Around 7ish in the morning, a new group of nurses came in with a doctor, looked again at my wrist & ankle, left, then the nurses returned & advised me they were going to reset my wrist. I then had a numbing pain killer injected into the area of the bones to be set, which hurts like a bitch, then 1, 2, 3...CRACK/CRUNCH/POP/SNAP & GRIND...my wrist is back in place. Now...this was the FIRST time I felt true pain since the entire accident happened. I mean coming strait up off the bed taking 2 or 3 nurses with me...PAIN!!! Then shortly after the setting of my wrist, a nurse team came in & advised that I'm now off to have my ankle & wrist surgery at which time I DEMANDED that I see my baby before I'd allow ANYONE to put me under. They scrambled around for a few moments, then wheeled me out of my room & over a few doors to where my baby was. His doctors where finishing up putting a metal halo on him for a fractured neck vertebrae & we couldn't sit up to be with each other but we were able to clasp finger tips together. He was pretty heavily sedated but we talked for a few brief moments assuring each other that we were going to be just fine & with a last I love you...was whisked out the door. I remember looking up at the female nurse taking me to the operating room, seeing the white tiles with little black dots...taking a HUGE sigh & then just simply passed out!!!

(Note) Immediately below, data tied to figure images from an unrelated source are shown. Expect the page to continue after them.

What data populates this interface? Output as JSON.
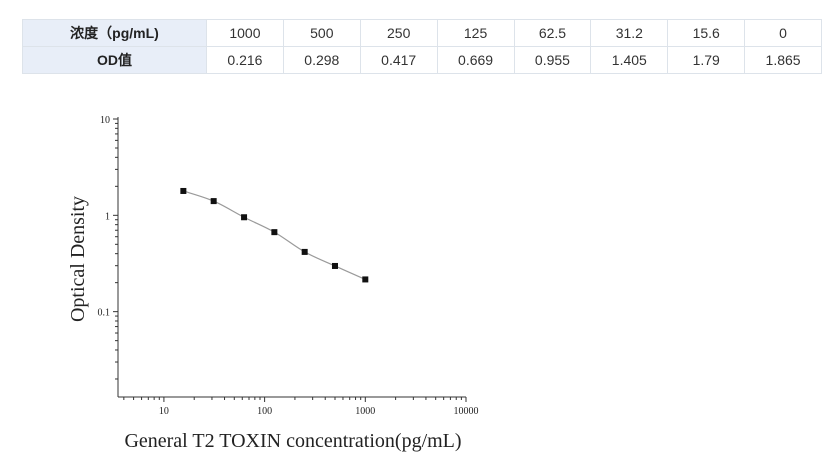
{
  "table": {
    "row_headers": [
      "浓度（pg/mL)",
      "OD值"
    ],
    "concentration": [
      "1000",
      "500",
      "250",
      "125",
      "62.5",
      "31.2",
      "15.6",
      "0"
    ],
    "od": [
      "0.216",
      "0.298",
      "0.417",
      "0.669",
      "0.955",
      "1.405",
      "1.79",
      "1.865"
    ]
  },
  "chart_data": {
    "type": "scatter",
    "x_scale": "log",
    "y_scale": "log",
    "xlabel": "General T2 TOXIN concentration(pg/mL)",
    "ylabel": "Optical Density",
    "xlim": [
      3.5,
      10000
    ],
    "ylim": [
      0.013,
      10
    ],
    "x_ticks": [
      "10",
      "100",
      "1000",
      "10000"
    ],
    "y_ticks": [
      "0.1",
      "1",
      "10"
    ],
    "grid": false,
    "marker": "square",
    "fit_line": true,
    "series": [
      {
        "x": [
          15.6,
          31.2,
          62.5,
          125,
          250,
          500,
          1000
        ],
        "y": [
          1.79,
          1.405,
          0.955,
          0.669,
          0.417,
          0.298,
          0.216
        ]
      }
    ]
  }
}
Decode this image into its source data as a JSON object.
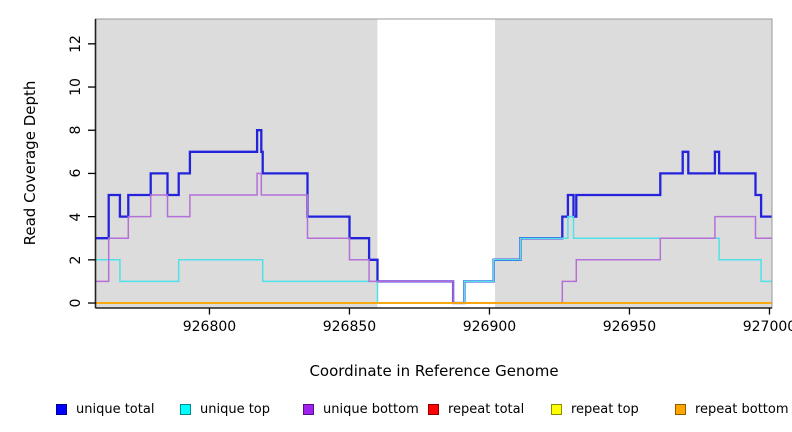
{
  "chart_data": {
    "type": "line",
    "step": true,
    "title": "",
    "xlabel": "Coordinate in Reference Genome",
    "ylabel": "Read Coverage Depth",
    "xlim": [
      926759.3,
      927000.9
    ],
    "ylim": [
      -0.23,
      13.15
    ],
    "grid": false,
    "legend_position": "bottom",
    "x_ticks": [
      {
        "value": 926800,
        "label": "926800"
      },
      {
        "value": 926850,
        "label": "926850"
      },
      {
        "value": 926900,
        "label": "926900"
      },
      {
        "value": 926950,
        "label": "926950"
      },
      {
        "value": 927000,
        "label": "927000"
      }
    ],
    "y_ticks": [
      {
        "value": 0,
        "label": "0"
      },
      {
        "value": 2,
        "label": "2"
      },
      {
        "value": 4,
        "label": "4"
      },
      {
        "value": 6,
        "label": "6"
      },
      {
        "value": 8,
        "label": "8"
      },
      {
        "value": 10,
        "label": "10"
      },
      {
        "value": 12,
        "label": "12"
      }
    ],
    "background": {
      "covered_region_color": "#DCDCDC",
      "gap_region": {
        "from": 926860,
        "to": 926902,
        "color": "#FFFFFF"
      },
      "frame_color": "#999999",
      "axis_color": "#222222"
    },
    "series": [
      {
        "name": "unique total",
        "legend_color": "#0000FF",
        "line_color": "#2323DC",
        "line_width": 2.3,
        "points": [
          [
            926759,
            3
          ],
          [
            926764,
            5
          ],
          [
            926768,
            4
          ],
          [
            926771,
            5
          ],
          [
            926779,
            6
          ],
          [
            926785,
            5
          ],
          [
            926789,
            6
          ],
          [
            926793,
            7
          ],
          [
            926817,
            8
          ],
          [
            926818.5,
            7
          ],
          [
            926819,
            6
          ],
          [
            926835,
            4
          ],
          [
            926850,
            3
          ],
          [
            926857,
            2
          ],
          [
            926860,
            1
          ],
          [
            926887,
            0
          ],
          [
            926891,
            1
          ],
          [
            926901.5,
            2
          ],
          [
            926911,
            3
          ],
          [
            926926,
            4
          ],
          [
            926928,
            5
          ],
          [
            926930,
            4
          ],
          [
            926931,
            5
          ],
          [
            926961,
            6
          ],
          [
            926969,
            7
          ],
          [
            926971,
            6
          ],
          [
            926980.5,
            7
          ],
          [
            926982,
            6
          ],
          [
            926995,
            5
          ],
          [
            926997,
            4
          ],
          [
            927001,
            4
          ]
        ]
      },
      {
        "name": "unique top",
        "legend_color": "#00FFFF",
        "line_color": "#4FE1EA",
        "line_width": 1.5,
        "points": [
          [
            926759,
            2
          ],
          [
            926768,
            1
          ],
          [
            926789,
            2
          ],
          [
            926819,
            1
          ],
          [
            926860,
            0
          ],
          [
            926891,
            1
          ],
          [
            926901.5,
            2
          ],
          [
            926911,
            3
          ],
          [
            926928,
            4
          ],
          [
            926930,
            3
          ],
          [
            926982,
            2
          ],
          [
            926997,
            1
          ],
          [
            927001,
            1
          ]
        ]
      },
      {
        "name": "unique bottom",
        "legend_color": "#A020F0",
        "line_color": "#B56FD8",
        "line_width": 1.5,
        "points": [
          [
            926759,
            1
          ],
          [
            926764,
            3
          ],
          [
            926771,
            4
          ],
          [
            926779,
            5
          ],
          [
            926785,
            4
          ],
          [
            926793,
            5
          ],
          [
            926817,
            6
          ],
          [
            926818.5,
            5
          ],
          [
            926835,
            3
          ],
          [
            926850,
            2
          ],
          [
            926857,
            1
          ],
          [
            926887,
            0
          ],
          [
            926926,
            1
          ],
          [
            926931,
            2
          ],
          [
            926961,
            3
          ],
          [
            926980.5,
            4
          ],
          [
            926995,
            3
          ],
          [
            927001,
            3
          ]
        ]
      },
      {
        "name": "repeat total",
        "legend_color": "#FF0000",
        "line_color": "#E00000",
        "line_width": 1.2,
        "points": [
          [
            926759,
            0
          ],
          [
            927001,
            0
          ]
        ]
      },
      {
        "name": "repeat top",
        "legend_color": "#FFFF00",
        "line_color": "#FFFF00",
        "line_width": 1.2,
        "points": [
          [
            926759,
            0
          ],
          [
            927001,
            0
          ]
        ]
      },
      {
        "name": "repeat bottom",
        "legend_color": "#FFA500",
        "line_color": "#FFA500",
        "line_width": 1.8,
        "points": [
          [
            926759,
            0
          ],
          [
            927001,
            0
          ]
        ]
      }
    ]
  },
  "layout_text": {
    "x_axis_title": "Coordinate in Reference Genome",
    "y_axis_title": "Read Coverage Depth"
  }
}
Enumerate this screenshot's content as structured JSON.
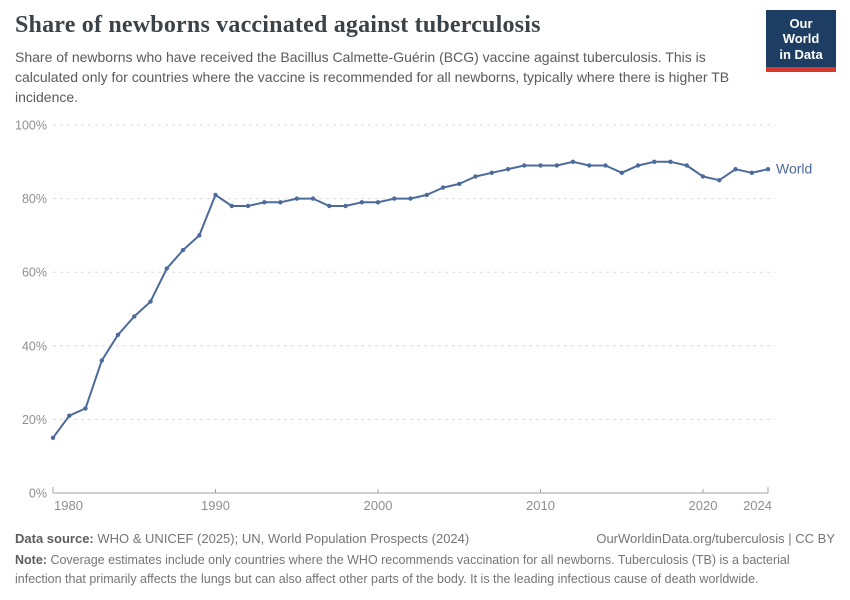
{
  "logo": {
    "line1": "Our World",
    "line2": "in Data",
    "bg_color": "#1d3d63",
    "accent_color": "#d8392c"
  },
  "chart_data": {
    "type": "line",
    "title": "Share of newborns vaccinated against tuberculosis",
    "subtitle": "Share of newborns who have received the Bacillus Calmette-Guérin (BCG) vaccine against tuberculosis. This is calculated only for countries where the vaccine is recommended for all newborns, typically where there is higher TB incidence.",
    "xlabel": "",
    "ylabel": "",
    "xlim": [
      1980,
      2024
    ],
    "ylim": [
      0,
      100
    ],
    "x_ticks": [
      1980,
      1990,
      2000,
      2010,
      2020,
      2024
    ],
    "y_ticks": [
      0,
      20,
      40,
      60,
      80,
      100
    ],
    "y_tick_suffix": "%",
    "grid": "horizontal-dashed",
    "legend_position": "line-end",
    "colors": {
      "grid": "#dcdcdc",
      "axis": "#a3a3a3",
      "tick_label": "#8f8f8f"
    },
    "series": [
      {
        "name": "World",
        "color": "#4C6A9C",
        "x": [
          1980,
          1981,
          1982,
          1983,
          1984,
          1985,
          1986,
          1987,
          1988,
          1989,
          1990,
          1991,
          1992,
          1993,
          1994,
          1995,
          1996,
          1997,
          1998,
          1999,
          2000,
          2001,
          2002,
          2003,
          2004,
          2005,
          2006,
          2007,
          2008,
          2009,
          2010,
          2011,
          2012,
          2013,
          2014,
          2015,
          2016,
          2017,
          2018,
          2019,
          2020,
          2021,
          2022,
          2023,
          2024
        ],
        "values": [
          15,
          21,
          23,
          36,
          43,
          48,
          52,
          61,
          66,
          70,
          81,
          78,
          78,
          79,
          79,
          80,
          80,
          78,
          78,
          79,
          79,
          80,
          80,
          81,
          83,
          84,
          86,
          87,
          88,
          89,
          89,
          89,
          90,
          89,
          89,
          87,
          89,
          90,
          90,
          89,
          86,
          85,
          88,
          87,
          88
        ]
      }
    ]
  },
  "footer": {
    "data_source_label": "Data source:",
    "data_source": "WHO & UNICEF (2025); UN, World Population Prospects (2024)",
    "link": "OurWorldinData.org/tuberculosis | CC BY",
    "note_label": "Note:",
    "note": "Coverage estimates include only countries where the WHO recommends vaccination for all newborns. Tuberculosis (TB) is a bacterial infection that primarily affects the lungs but can also affect other parts of the body. It is the leading infectious cause of death worldwide."
  }
}
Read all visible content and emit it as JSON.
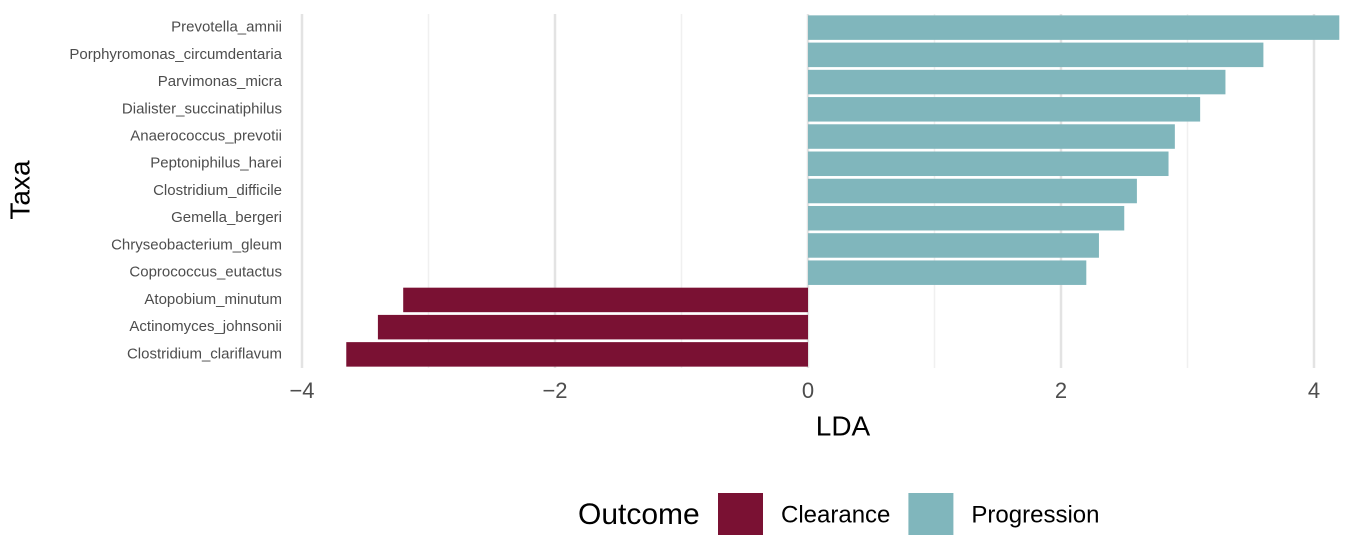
{
  "chart_data": {
    "type": "bar",
    "orientation": "horizontal",
    "x_label": "LDA",
    "y_label": "Taxa",
    "categories": [
      "Prevotella_amnii",
      "Porphyromonas_circumdentaria",
      "Parvimonas_micra",
      "Dialister_succinatiphilus",
      "Anaerococcus_prevotii",
      "Peptoniphilus_harei",
      "Clostridium_difficile",
      "Gemella_bergeri",
      "Chryseobacterium_gleum",
      "Coprococcus_eutactus",
      "Atopobium_minutum",
      "Actinomyces_johnsonii",
      "Clostridium_clariflavum"
    ],
    "series": [
      {
        "name": "Clearance",
        "color": "#7a1133",
        "values": [
          null,
          null,
          null,
          null,
          null,
          null,
          null,
          null,
          null,
          null,
          -3.2,
          -3.4,
          -3.65
        ]
      },
      {
        "name": "Progression",
        "color": "#80b6bc",
        "values": [
          4.2,
          3.6,
          3.3,
          3.1,
          2.9,
          2.85,
          2.6,
          2.5,
          2.3,
          2.2,
          null,
          null,
          null
        ]
      }
    ],
    "legend_title": "Outcome",
    "legend_position": "bottom",
    "xlim": [
      -4.1,
      4.2
    ],
    "xticks": [
      {
        "value": -4,
        "label": "−4"
      },
      {
        "value": -2,
        "label": "−2"
      },
      0,
      2,
      4
    ],
    "minor_xticks": [
      -3,
      -1,
      1,
      3
    ],
    "grid": true
  }
}
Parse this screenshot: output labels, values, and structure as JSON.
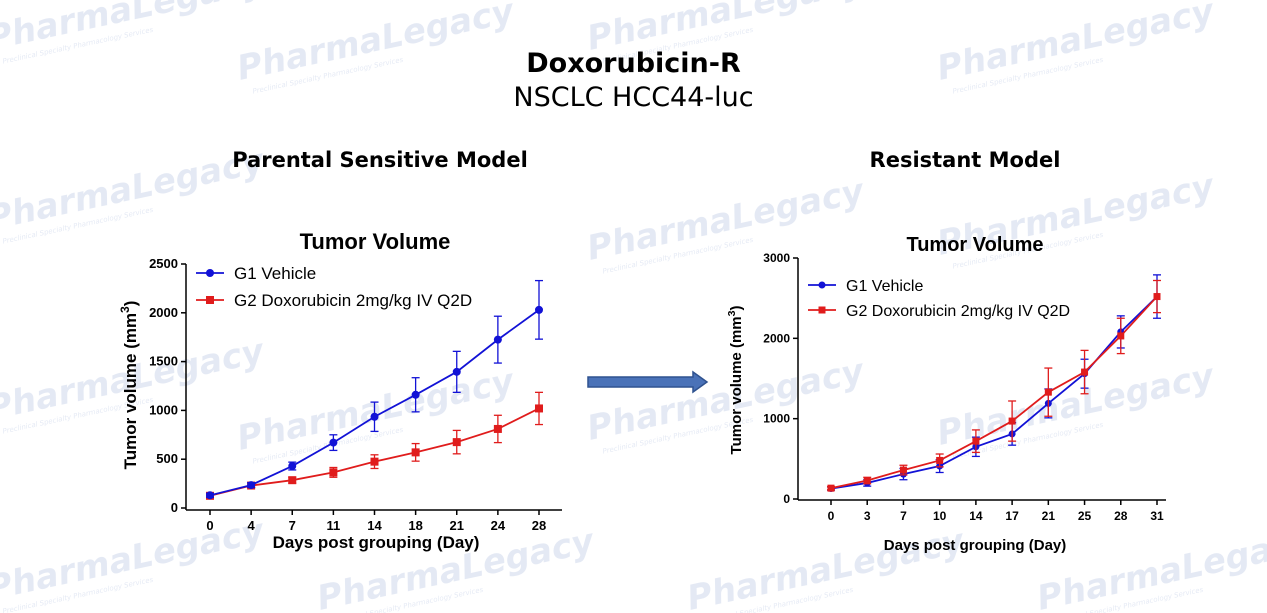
{
  "header": {
    "title": "Doxorubicin-R",
    "subtitle": "NSCLC HCC44-luc"
  },
  "sections": {
    "left": "Parental Sensitive Model",
    "right": "Resistant Model"
  },
  "watermark": {
    "brand": "PharmaLegacy",
    "tagline": "Preclinical Specialty Pharmacology Services"
  },
  "colors": {
    "vehicle": "#1212d6",
    "treatment": "#e01c1c",
    "arrow": "#4a72b8"
  },
  "chart_data": [
    {
      "type": "line",
      "title": "Tumor Volume",
      "xlabel": "Days post grouping (Day)",
      "ylabel": "Tumor volume (mm3)",
      "categories": [
        "0",
        "4",
        "7",
        "11",
        "14",
        "18",
        "21",
        "24",
        "28"
      ],
      "ylim": [
        0,
        2500
      ],
      "yticks": [
        0,
        500,
        1000,
        1500,
        2000,
        2500
      ],
      "legend": "top-left",
      "series": [
        {
          "name": "G1 Vehicle",
          "marker": "circle",
          "values": [
            130,
            235,
            430,
            670,
            935,
            1160,
            1395,
            1725,
            2030
          ],
          "errors": [
            20,
            25,
            40,
            80,
            150,
            175,
            210,
            240,
            300
          ]
        },
        {
          "name": "G2 Doxorubicin 2mg/kg IV Q2D",
          "marker": "square",
          "values": [
            125,
            230,
            285,
            365,
            475,
            570,
            675,
            810,
            1020
          ],
          "errors": [
            15,
            20,
            30,
            50,
            70,
            90,
            120,
            140,
            165
          ]
        }
      ]
    },
    {
      "type": "line",
      "title": "Tumor Volume",
      "xlabel": "Days post grouping (Day)",
      "ylabel": "Tumor volume (mm3)",
      "categories": [
        "0",
        "3",
        "7",
        "10",
        "14",
        "17",
        "21",
        "25",
        "28",
        "31"
      ],
      "ylim": [
        0,
        3000
      ],
      "yticks": [
        0,
        1000,
        2000,
        3000
      ],
      "legend": "top-left",
      "series": [
        {
          "name": "G1 Vehicle",
          "marker": "circle",
          "values": [
            130,
            200,
            310,
            410,
            650,
            810,
            1190,
            1560,
            2080,
            2520
          ],
          "errors": [
            20,
            40,
            70,
            80,
            120,
            140,
            180,
            180,
            200,
            270
          ]
        },
        {
          "name": "G2 Doxorubicin 2mg/kg IV Q2D",
          "marker": "square",
          "values": [
            135,
            230,
            360,
            480,
            720,
            970,
            1330,
            1580,
            2030,
            2520
          ],
          "errors": [
            20,
            40,
            60,
            80,
            140,
            250,
            300,
            270,
            220,
            200
          ]
        }
      ]
    }
  ]
}
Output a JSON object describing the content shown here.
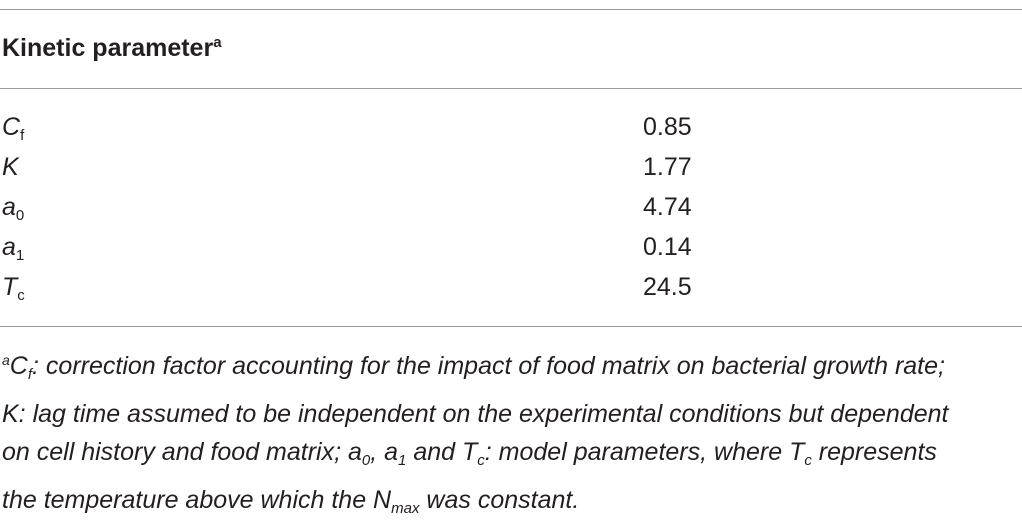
{
  "header": {
    "label": "Kinetic parameter",
    "note_marker": "a"
  },
  "rows": [
    {
      "symbol": "C",
      "subscript": "f",
      "value": 0.85
    },
    {
      "symbol": "K",
      "subscript": null,
      "value": 1.77
    },
    {
      "symbol": "a",
      "subscript": "0",
      "value": 4.74
    },
    {
      "symbol": "a",
      "subscript": "1",
      "value": 0.14
    },
    {
      "symbol": "T",
      "subscript": "c",
      "value": 24.5
    }
  ],
  "footnote": {
    "runs": [
      "a",
      "C",
      "f",
      ": correction factor accounting for the impact of food matrix on bacterial growth rate;",
      "K: lag time assumed to be independent on the experimental conditions but dependent",
      "on cell history and food matrix; a",
      "0",
      ", a",
      "1",
      " and T",
      "c",
      ": model parameters, where T",
      "c",
      " represents",
      "the temperature above which the N",
      "max",
      " was constant."
    ]
  }
}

I awoke later that day in my own private recovery room, cast & bandaged up. My orthopedic doctor came in & advised me on all my injuries & what he had done. Apparently the ankle was totally shattered! Even to the point that he couldn't get all the bone pieces out but he got most, then put the ankle back together with 6 screws, 2 pins & a metal plate. My wrist was also shattered but not nearly like my ankle, only 5 screws & a plate. I also had been bruised up quit a bit but nothing more serious. I then found out that our estimated speed when slamming into the wall was 75 mph because once my honey passed out, his foot just when strait down on the gas pedal. EVERY single doctor & nurse kept telling me how lucky we were to have lived through that...unfortunately the car did not & is now in automobile heaven. The doctors were running lots of test on my honey trying to find out what made him pass out. As of a year later, the only thing we know is that it was possibly caused by the double blood pressure meds that he was put on just 36 hrs prior to the accident. We also don't really drink but once in a blue moon & nothing else came up in his blood. I also learned that I work extremely well under huge amounts of stress & in times of crisis. I also learned that pain meds, no matter how extreme they are, don't stop my memory or cause me to sleep, they just ease the pain levels.

1 comment:

  1. Are you and Dave going to join the domestic registration that Orange County is finally doing? One step closer to what needs to be defined as marriage!

    Anytime I get into a convo w someone about gay marriage/rights I relate your accident to them, and how you were treated even in the hospital days that followed. Where as mike and I would not have been treated that way.